Sepanjang tiga tahun ini aku setidaknya sudah empat kali mendapat pertanyaan senada,”Kapan kamu merasa perlu ke psikolog/psikiater? Kapan kamu merasa butuh bantuan profesional?”
Sebelum menjawab pertanyaan di atas, aku mau kasih disclaimer bahwa jawaban yang kuberikan adalah berdasarkan pengalaman empiris selama lebih dari tiga tahun menyandang status Orang Dengan Bipolar (ODB), sedikit ilmu yang kudapat dari ngobrol dengan psikiater dan psikolog, membaca buku-buku psikologi populer, berselancar menjelajahi situs-situs kesehatan mental di internet, unggahan akun-akun medsos yang mengampanyekan kesehatan mental, dan pengamatan terhadap WA Support Group Bipolar Care Indonesia. Nah, mari kita mulai.
Pada kasusku, aku didatangkan seorang psikolog ke rumah (waktu itu masih di rumah Bude di Jogja) bukan atas dasar keinginanku pribadi tapi atas rekomendasi sepupuku yang seorang psikolog klinis cum dosen jurusan psikologi universitas ternama di Malang. Aku lupa persisnya tanggal berapa, tapi aku ingat itu awal bulan Mei 2018, beberapa hari setelah aku wisuda. Psikologku pernah bilang kalau tanda seseorang butuh bantuan ahli adalah ketika “hal ini” sudah “mengganggu” aktivitas sehari-hari. Nah, yang terjadi padaku adalah tabiatku mengganggu/meresahkan lingkungan sosial terutama di jagat instagram dan WhatsApp. Setelah asesmen dengan psikolog besoknya aku dibawa ke psikiater. Aku menurut saja. Bahkan aku baru mempertanyakan aku ini kenapa dan apa yang membuatku harus minum obat, itu baru terjadi di bulan ke tiga kontrol rutin. Setelah itu barulah aku mencari berbagai literatur tentang bipolar.

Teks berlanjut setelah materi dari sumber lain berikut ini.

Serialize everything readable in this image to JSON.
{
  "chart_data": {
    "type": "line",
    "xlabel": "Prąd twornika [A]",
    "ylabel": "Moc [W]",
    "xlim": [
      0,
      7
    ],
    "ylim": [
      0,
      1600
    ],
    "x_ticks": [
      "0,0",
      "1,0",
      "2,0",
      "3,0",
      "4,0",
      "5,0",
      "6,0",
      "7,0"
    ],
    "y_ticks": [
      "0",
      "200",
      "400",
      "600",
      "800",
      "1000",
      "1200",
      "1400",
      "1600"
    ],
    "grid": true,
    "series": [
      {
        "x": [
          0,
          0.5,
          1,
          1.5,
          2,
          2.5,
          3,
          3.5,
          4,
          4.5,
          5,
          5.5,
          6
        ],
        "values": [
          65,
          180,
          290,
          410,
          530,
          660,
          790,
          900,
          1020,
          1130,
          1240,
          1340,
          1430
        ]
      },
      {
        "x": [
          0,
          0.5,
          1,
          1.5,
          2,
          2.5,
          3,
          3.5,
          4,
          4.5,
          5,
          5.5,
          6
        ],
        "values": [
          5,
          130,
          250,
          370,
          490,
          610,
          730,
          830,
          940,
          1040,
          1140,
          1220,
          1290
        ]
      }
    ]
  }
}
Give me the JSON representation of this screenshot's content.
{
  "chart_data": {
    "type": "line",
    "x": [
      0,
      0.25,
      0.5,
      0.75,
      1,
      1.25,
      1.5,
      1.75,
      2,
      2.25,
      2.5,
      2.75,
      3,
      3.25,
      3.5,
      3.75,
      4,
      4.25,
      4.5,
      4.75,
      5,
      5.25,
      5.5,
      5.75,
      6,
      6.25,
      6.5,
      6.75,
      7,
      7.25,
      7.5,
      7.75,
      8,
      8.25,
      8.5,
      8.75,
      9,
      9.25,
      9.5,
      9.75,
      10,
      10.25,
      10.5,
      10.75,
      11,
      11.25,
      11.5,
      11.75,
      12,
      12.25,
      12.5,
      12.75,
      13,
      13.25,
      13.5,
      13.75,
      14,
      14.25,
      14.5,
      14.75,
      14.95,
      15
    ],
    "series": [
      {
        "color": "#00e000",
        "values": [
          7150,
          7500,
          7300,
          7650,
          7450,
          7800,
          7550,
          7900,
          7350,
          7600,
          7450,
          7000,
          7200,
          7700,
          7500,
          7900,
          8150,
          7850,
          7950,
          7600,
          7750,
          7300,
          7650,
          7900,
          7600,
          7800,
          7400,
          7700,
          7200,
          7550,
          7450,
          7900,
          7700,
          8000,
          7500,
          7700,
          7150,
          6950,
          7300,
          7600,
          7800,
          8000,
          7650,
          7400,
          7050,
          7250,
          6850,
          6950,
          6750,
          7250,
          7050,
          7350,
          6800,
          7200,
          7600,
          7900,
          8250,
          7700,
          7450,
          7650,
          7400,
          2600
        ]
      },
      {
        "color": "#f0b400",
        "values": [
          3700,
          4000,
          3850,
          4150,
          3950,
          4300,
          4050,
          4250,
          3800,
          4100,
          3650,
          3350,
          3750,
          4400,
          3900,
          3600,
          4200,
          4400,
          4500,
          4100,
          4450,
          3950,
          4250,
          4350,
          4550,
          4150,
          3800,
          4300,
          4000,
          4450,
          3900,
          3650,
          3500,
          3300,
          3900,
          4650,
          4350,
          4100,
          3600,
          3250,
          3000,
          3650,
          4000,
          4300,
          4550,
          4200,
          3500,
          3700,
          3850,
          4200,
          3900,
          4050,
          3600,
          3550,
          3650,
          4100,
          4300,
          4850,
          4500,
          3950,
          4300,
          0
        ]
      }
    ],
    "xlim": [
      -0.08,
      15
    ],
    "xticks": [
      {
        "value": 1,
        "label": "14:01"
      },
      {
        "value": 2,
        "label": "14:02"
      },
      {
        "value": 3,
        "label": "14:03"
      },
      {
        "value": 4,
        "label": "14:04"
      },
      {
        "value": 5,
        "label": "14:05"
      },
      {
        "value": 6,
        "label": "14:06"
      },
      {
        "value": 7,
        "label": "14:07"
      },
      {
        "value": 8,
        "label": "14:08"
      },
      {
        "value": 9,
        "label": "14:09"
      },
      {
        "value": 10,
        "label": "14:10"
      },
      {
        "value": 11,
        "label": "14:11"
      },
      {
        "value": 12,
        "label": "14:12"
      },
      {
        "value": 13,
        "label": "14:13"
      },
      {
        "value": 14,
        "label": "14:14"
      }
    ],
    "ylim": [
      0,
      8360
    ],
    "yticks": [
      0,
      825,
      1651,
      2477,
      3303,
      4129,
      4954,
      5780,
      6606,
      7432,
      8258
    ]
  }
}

Ketika menemukan literatur yang membahas gejala bipolar dan faktor pendukungnya, aku jadi flashback,”Oh, iya ya, aku sempat ngalamin ini itu. Bener banget. Berarti sebenernya gejala ini nggak datang ujug-ujug tapi berproses/bertahap”. Nah, pas hari aku wisuda ketemu trigger. Meledaklah emosi yang selama ini aku tahan. Selama ini aku susah mengekspresikan perasaan, terutama perkara marah. Tiap aku marah, aku cuma memendam perasaan itu. Dari sini aku belajar bahwa,”Orangnya ga pernah marah” bukan sebuah pujian. Manusia berhak marah, tapi cara mengekspresikannya harus anggun dan elegan. Waktu kecil aku pernah mengalami kekerasan verbal dan fisik, juga pernah mengalami body shaming dari temen-temen (cowok) waktu SD. Hal semacam ini (trauma masa lalu) akan ditanya juga oleh psikolog ketika asesmen awal. Maaf ya tak bleberkan kemana-mana karena menurutku hidup setelah didiagnosa memiliki mental disorder jadi kaya main puzzle. Satu hal yang perlu kamu camkan, JANGAN SELF DIAGNOSE, ada banyak macam mental disorder dan hanya profesional di bidangnya yang berhak melakukan diagnosa.